Ramji, have the attitude that neither I nor the universe exists. When you practise like this, you will attain tranquillity of mind, the distinction between attractive and unattractive objects will disappear, and you will acquire equilibrium of mind and conduct yourself in the world according to destiny without attachments. Having lost the distinction between acceptance and rejection, or being indifferent to both these, concentrate on what remains thereafter, and you will attain great bliss (ananda). Have no consideration for gain or loss – both the ideas are unreal.
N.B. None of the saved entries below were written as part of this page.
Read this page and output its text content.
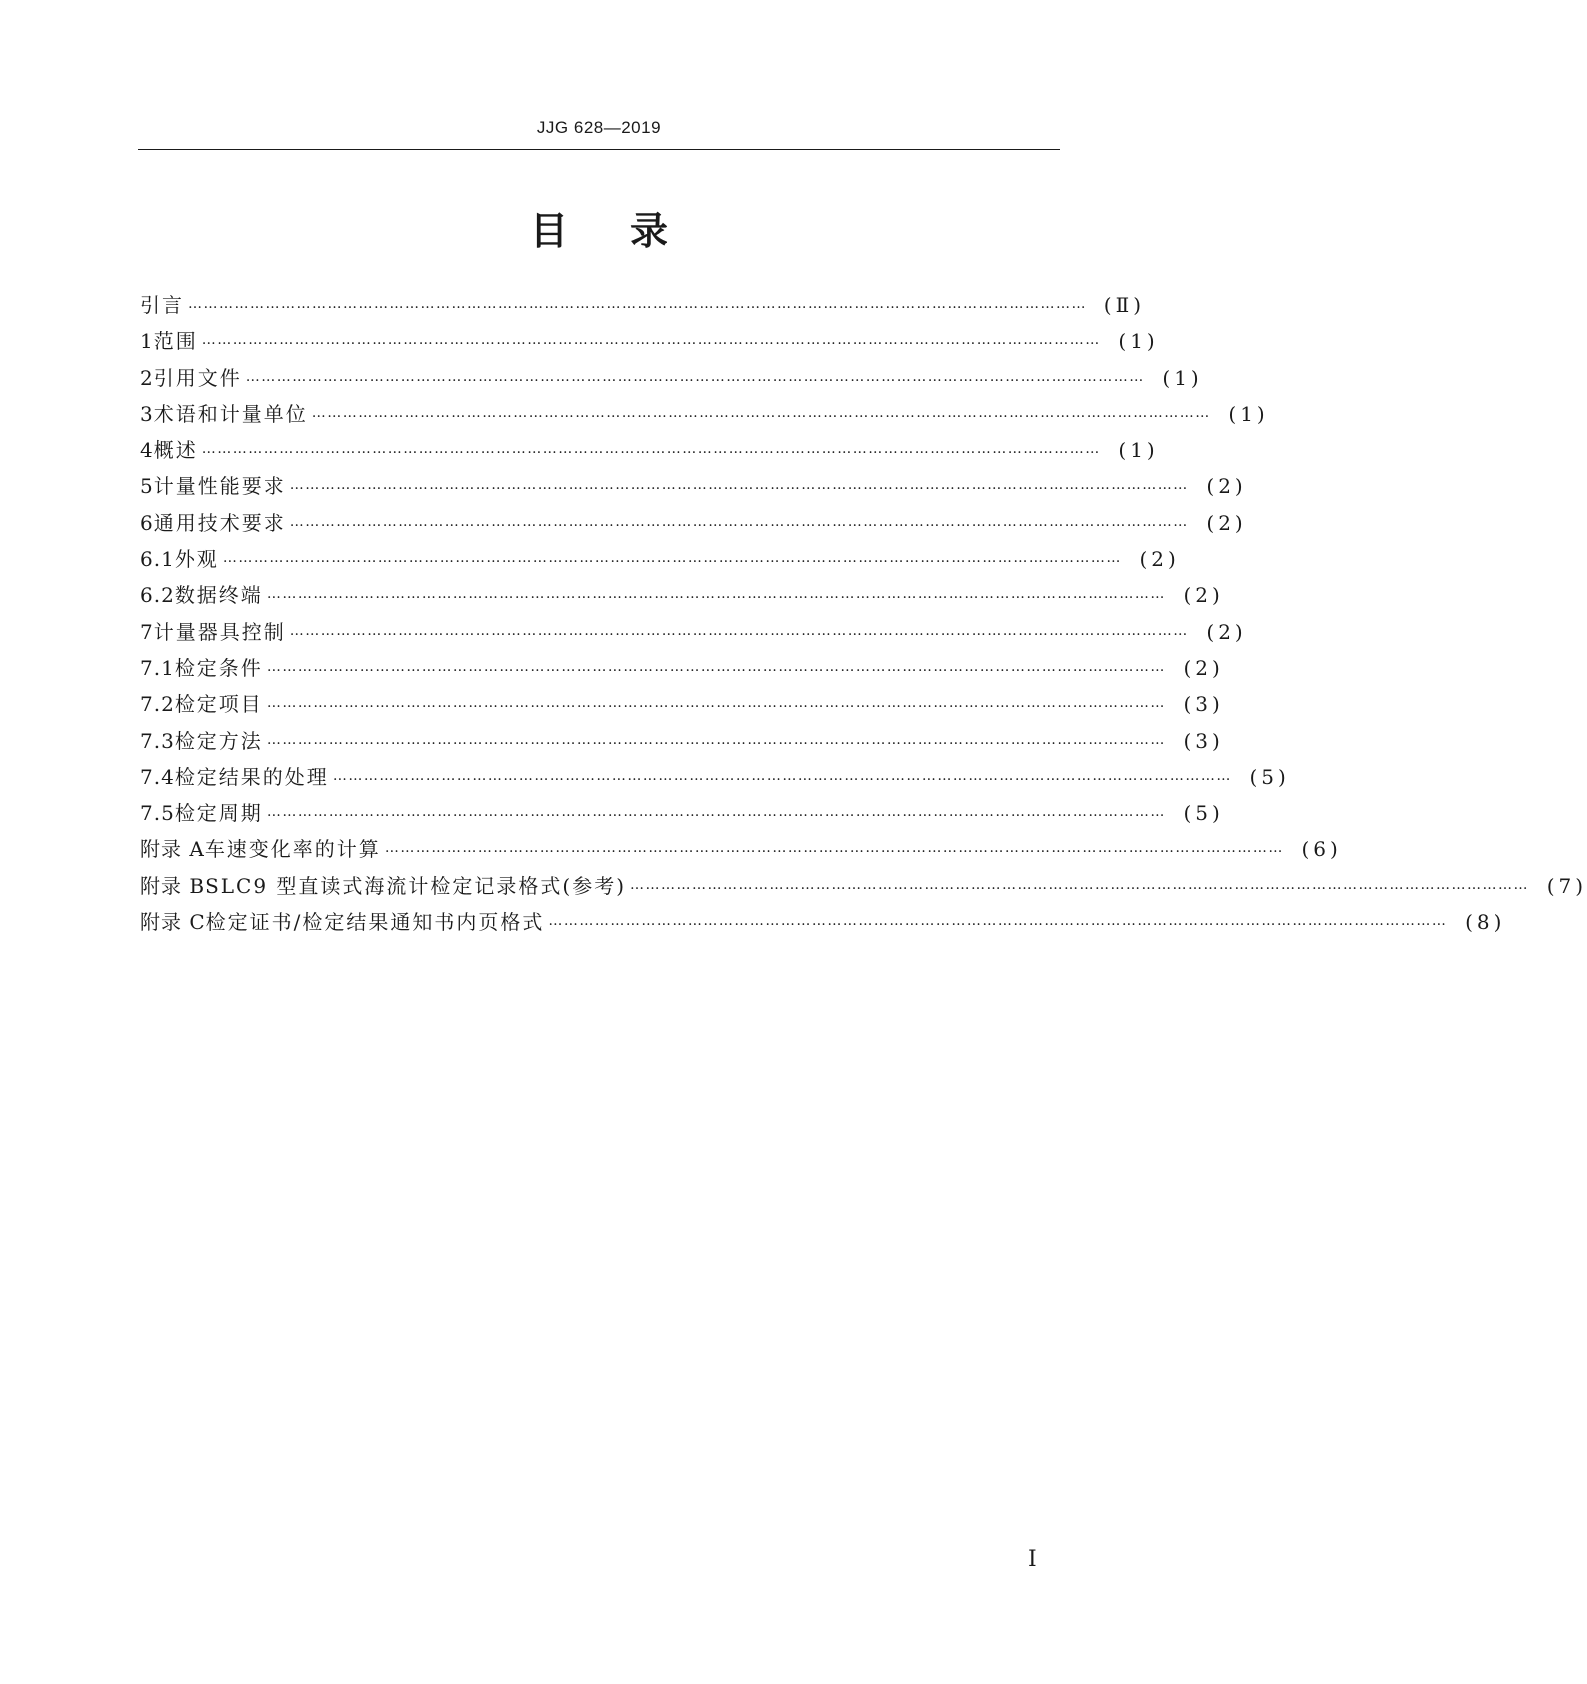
JJG 628—2019
目 录
引言 ………………………………………………………………………………………………………………………………………………………… (Ⅱ)
1 范围 ………………………………………………………………………………………………………………………………………………………… (1)
2 引用文件 ………………………………………………………………………………………………………………………………………………………… (1)
3 术语和计量单位 ………………………………………………………………………………………………………………………………………………………… (1)
4 概述 ………………………………………………………………………………………………………………………………………………………… (1)
5 计量性能要求 ………………………………………………………………………………………………………………………………………………………… (2)
6 通用技术要求 ………………………………………………………………………………………………………………………………………………………… (2)
6.1 外观 ………………………………………………………………………………………………………………………………………………………… (2)
6.2 数据终端 ………………………………………………………………………………………………………………………………………………………… (2)
7 计量器具控制 ………………………………………………………………………………………………………………………………………………………… (2)
7.1 检定条件 ………………………………………………………………………………………………………………………………………………………… (2)
7.2 检定项目 ………………………………………………………………………………………………………………………………………………………… (3)
7.3 检定方法 ………………………………………………………………………………………………………………………………………………………… (3)
7.4 检定结果的处理 ………………………………………………………………………………………………………………………………………………………… (5)
7.5 检定周期 ………………………………………………………………………………………………………………………………………………………… (5)
附录 A 车速变化率的计算 ………………………………………………………………………………………………………………………………………………………… (6)
附录 B SLC9 型直读式海流计检定记录格式(参考) ………………………………………………………………………………………………………………………………………………………… (7)
附录 C 检定证书/检定结果通知书内页格式 ………………………………………………………………………………………………………………………………………………………… (8)
Ⅰ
Ananda does not arise until faults like hope and despair and attraction and repulsion exist in Atma that is Absolute and without forms or names.

The qualities that are manifested in a wise person are:
(i) Absence of inclination for gratifications or pleasures
(ii) Fearlessness arising with renunciation of body-ego
(iii) Constant realisation of oneself as an aspect of the Truth (Satswaroop)
(iv) Equilibrium of the mind
(v) Universal realisation of Atma (cognition of Atma everywhere and at all times)
(vi) Firm faith in wisdom
(vii) Desirelessness
(viii) Living without ego
(ix) Knowing oneself always as a non-doer
(x) Ignorance of good and evil
(xi) Living without ideation (sankalpa)
(xii) Being always in bliss
(xiii) Patience and sobriety
(xiv) Constant introvision
(xv) Friendliness
(xvi) Cognition of the Truth (Sat)
(xvii) Living in Atmic state with firm faith
(xviii) Cheerful state of the mind
(xix) Gentle speech

Ramji, when your chitta is drawn towards the worldly objects, revert it toward Atma with the force of detachment; Drive out all the vasanas (tendencies or desires) in your mind and function in the world only overtly. Awaken your mind and restrain your senses with detachment and contemplation on what is said in the scriptures. You must destroy mind with mind. Do not brood over the past and have no anxiety of the future, because these are unreal. Also do not think about the present knowing that it too is unreal. When the ideas of the world vanish in you with this discipline, no ideation or modification will arise in your mind. Drive out of your mind the ideas of the body and attachment to it. Then, live without joy and sorrow in what you got. You are Consciousness – unborn and supreme – nothing exists outside you, and you are all-pervasive. He who has such firm faith, is not disturbed by the objects of the world.

Ramji, the mind is gross and Atma is consciousness. All individuals assume objects with the power of consciousness; the mind has no potency by itself. The mind is only an aspect of sankalpa (will, a definite intention, resolve,), and it imagines by deriving its power from Atma.


when your chitta is drawn towards the worldly objects, revert it toward Atma with the force of detachment; Drive out all the vasanas (tendencies or desires) in your mind and function in the world only overtly.


Hamsa Gayatri
Om Hamsaaya Vidmahe
Paramahamsaya Dheemahi
Tanno Hamsa Prachodayat

“May we realise Hamsa that is our own Self as the Swan. Let us meditate on that Paramahamsa, the Supreme Self. May Hamsa illumine us.”